Le Groupe d’information sur le Tibet au Parlement européen,…

Le 3 décembre 2024, le Groupe d’information internationale sur le Tibet qui s’est constitué au sein du Parlement européen s’est penché sur la gestion de l’eau du plateau tibétain. Le projet de la centrale de Medog a été au centre des discussions. Trois chercheuses tibétaines sont intervenues lors de ce colloque : Palmo Tenzin, chercheuse et chargée de plaidoyer pour l’International Campaign for Tibet (ICT) en Allemagne, Dechen Palmo, chercheuse en environnement au Tibet Policy Institute en Inde et siège du gouvernement tibétain en exil, et Tenzin Choekyi, chercheuse pour l’ONG Tibet Watch.

Toutes les trois sont issues de la communauté tibétaine en exil. Dès lors, comment peuvent-elles représenter les 6 millions de Tibétains de Chine ? Cela n’est pas cohérent et, comme de bien entendu, d’entrée de jeu, elles ont haussé le ton et affirmé : « Le Tibet, bien que souvent considéré comme une province chinoise, est en réalité un pays annexé par la Chine en 1950. Depuis cette date, la Chine poursuit une politique à grande échelle d’effacement de l’identité tibétaine par de nombreux biais : destructions de monastères, envoi des enfants tibétains en pensionnat pour apprendre le mandarin, accaparement de leurs ressources naturelles, etc. »

Dès qu’ils ont entendu parler de la méga centrale hydroélectrique de Medog, les médias mainstream, fidèles reflets de nos dirigeants du G7, se sont précipités, comme des hyènes sur une charogne : il y avait de la matière à ronger. Déjà, on a écrit : « Les ONG locales et internationales expriment leurs préoccupations quant à un éventuel déplacement forcé de ces populations, qui pourrait aggraver les tensions ethniques et culturelles dans la région ». Qui parle des tensions ethniques sinon ceux qui espèrent diviser les peuples pour les contrôler ?

Bref, comme toujours quand il s’agit du Tibet-Xizang, ce sont les émotions qui priment. Et si le bon sens venait justement de ce grand pays communiste qui ne cède pas au climat ambiant de nationalisme, d’ethnocentrisme, de séparatisme qui mine notre « monde libre » en dressant les peuples les uns contre les autres  (rtb-f: ça tient toujours !) ? Et si le bon sens nous dictait de suivre son exemple quand il s’efforce de garder unis des peuples de culture et de langue différentes ?
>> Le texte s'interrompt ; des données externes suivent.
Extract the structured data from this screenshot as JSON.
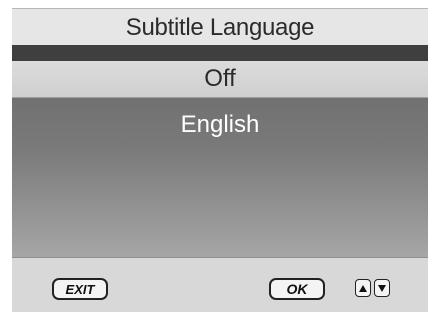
{
  "title": "Subtitle Language",
  "options": [
    {
      "label": "Off",
      "selected": true
    },
    {
      "label": "English",
      "selected": false
    }
  ],
  "footer": {
    "exit_label": "EXIT",
    "ok_label": "OK",
    "up_icon": "triangle-up-icon",
    "down_icon": "triangle-down-icon"
  },
  "colors": {
    "title_bar": "#e6e6e6",
    "selected_item": "#d6d6d6",
    "list_background": "#7a7a7a",
    "footer": "#d8d8d8"
  }
}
Comme quoi n’importe quel sujet qui touche au Tibet sert de prétexte pour raviver les sempiternelles fadaises d’un Tibet envahi par la Chine » (mais envahit-on son propre pays?), d’un Tibet soumis à la destruction de sa langue, de sa culture, de sa religion, etc…

 

Réalités tibétaines

Pour avoir voyagé au Tibet pendant plus de trente ans, d’est en ouest et du nord au sud, je témoigne haut et fort que ces affirmations sont mensongères. Les monastères sont rénovés et les moines tibétains se multiplient à une vitesse qui pose question ; les enfants sont envoyés au pensionnat : bien évidemment, puisque les distances sont énormes au Tibet ; on leur enseigne le chinois, certes, puisque c’est la langue nationale, mais on leur enseigne aussi le tibétain, que, d’ailleurs, on entend parler partout (il faudrait plutôt dire: « les tibétains » tant il y a de dialectes différents) ; les ressources naturelles sont exploitées : quel est le pays qui n’exploite pas ses ressources naturelles ?

J’ajoute ici que le Tibet n’a pas été annexé à la Chine en 1950 puisqu’il l’était déjà depuis le 13ème siècle ; cela s’est passé sous la dynastie mongole des Yuan qui régnait sur quasi toute l’Eurasie. Puis le Tibet est devenu une province chinoise sous la dynastie des Qing au 18ème siècle.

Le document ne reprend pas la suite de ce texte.